As suggested by Shek et al. [33], it is imperative to consider alternative explanations in the interpretations of qualitative evaluation findings (Principle 10). There are several plausible alternative justifications for the findings based on the focus group methods. The first alternative explanation is demand characteristics. However, this explanation is not likely because the participants were encouraged to express their views freely and negative voices were, in fact, heard. In addition, since the teachers were not present, there was no need for the students to respond in a socially desirable manner. Another explanation is that the findings were due to selection bias. However, this argument is not strong because the schools and students were randomly selected.
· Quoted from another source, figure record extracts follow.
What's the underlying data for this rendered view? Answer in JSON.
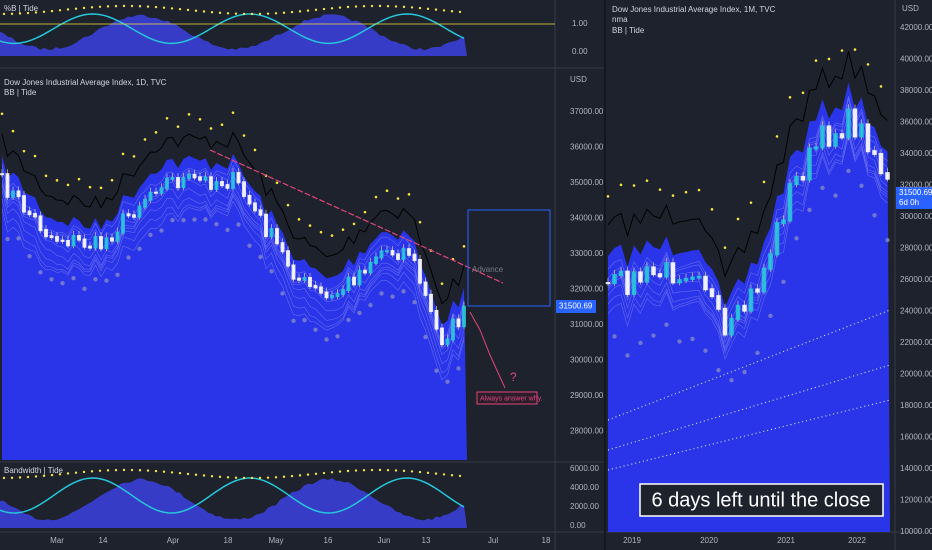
{
  "top_panel": {
    "label": "%B | Tide",
    "ticks": [
      "1.00",
      "0.00"
    ]
  },
  "main_panel": {
    "title": "Dow Jones Industrial Average Index, 1D, TVC",
    "indicator": "BB | Tide",
    "currency": "USD",
    "ticks": [
      "37000.00",
      "36000.00",
      "35000.00",
      "34000.00",
      "33000.00",
      "32000.00",
      "31000.00",
      "30000.00",
      "29000.00",
      "28000.00"
    ],
    "last_price": "31500.69",
    "annotations": {
      "advance": "Advance",
      "question": "?",
      "note": "Always answer why."
    }
  },
  "bottom_panel": {
    "label": "Bandwidth | Tide",
    "ticks": [
      "6000.00",
      "4000.00",
      "2000.00",
      "0.00"
    ]
  },
  "x_axis": [
    "Mar",
    "14",
    "Apr",
    "18",
    "May",
    "16",
    "Jun",
    "13",
    "Jul",
    "18"
  ],
  "right_panel": {
    "title": "Dow Jones Industrial Average Index, 1M, TVC",
    "overlay": "nma",
    "indicator": "BB | Tide",
    "currency": "USD",
    "ticks": [
      "42000.00",
      "40000.00",
      "38000.00",
      "36000.00",
      "34000.00",
      "32000.00",
      "30000.00",
      "28000.00",
      "26000.00",
      "24000.00",
      "22000.00",
      "20000.00",
      "18000.00",
      "16000.00",
      "14000.00",
      "12000.00",
      "10000.00"
    ],
    "last_price": "31500.69",
    "countdown": "6d 0h",
    "x_axis": [
      "2019",
      "2020",
      "2021",
      "2022"
    ],
    "callout": "6 days left until the close"
  }
}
The third explanation is that the positive findings were due to ideological biases (e.g., self-fulfilling prophecies) of the researchers. However, because several safeguards were used to reduce biases in the data collection and analysis processes, this possibility is not high. Finally, it may be argued that the perceived benefits were due to other youth enhancement programs. Nonetheless, this argument can be partially dismissed because none of the schools in the present study joined the major youth enhancement programs in Hong Kong, including the Adolescent Health Project and the Understanding the Adolescent Project. Most importantly, participants in the focus group interviews were specifically asked about the program effects of Project P.A.T.H.S. only.

There are several contributions of the present study. First, in view of the lack of positive youth development programs and related evaluation findings in the Chinese contexts, the present study is pioneering. Besides showing that Project P.A.T.H.S. is effective, it also demonstrates how focus group evaluation based on a large sample can be carried out. Second, the present integrative study demonstrates how the principle of qualitative evaluation studies proposed by Shek et al. [33] could be applied in focus group studies. Finally, the findings demonstrate the utility of using “descriptors” and “metaphors” in generating qualitative data. Actually, a review of the literature shows that there is an increasing effort to conduct qualitative evaluation studies. Bowey and McGlaughlin [35] studied the views of 11 young persons with an objective to improve attitudes to crime and the police, to reduce exclusion, and to develop self-esteem in at-risk young people. De Anda [36] collected qualitative data to evaluate the first year of a mentor program for at-risk high school youth in a low-income urban setting. Nicholas et al. [37] collected qualitative data from 24 adolescents with chronic kidney disease to evaluate an online social support network. The present study further illustrates the utility of collecting qualitative data in evaluation contexts.

On the other hand, there are several limitations of the study that should be addressed in qualitative research (Principle 12). Primarily, several general limitations involved in focus groups are worth noting. First, focus groups provide descriptions about the perceptions of the program, and they are not useful for testing hypotheses in the traditional experimental design. Second, although group interaction is generally seen as an advantage of focus groups, there is always the possibility that intimidation within the group setting may inhibit interaction. Further, caution must also be exercised because the quality of the findings is tied to the skills of the moderator. Regarding the second and third limitations, the use of experienced moderators in this study could minimize the problems. In addition, the inclusion of other qualitative evaluation strategies, such as in-depth individual interviews, would be helpful to further understand the subjective experiences of the program participants. Despite these limitations, the present study provides pioneering qualitative evaluation findings supporting the positive nature of Project P.A.T.H.S. and its effectiveness in promoting holistic youth development among Chinese adolescents in Hong Kong.


The preparation for this paper and Project P.A.T.H.S. were financially supported by the Hong Kong Jockey Club Charities Trust. The authorship is equally shared between the first and second authors.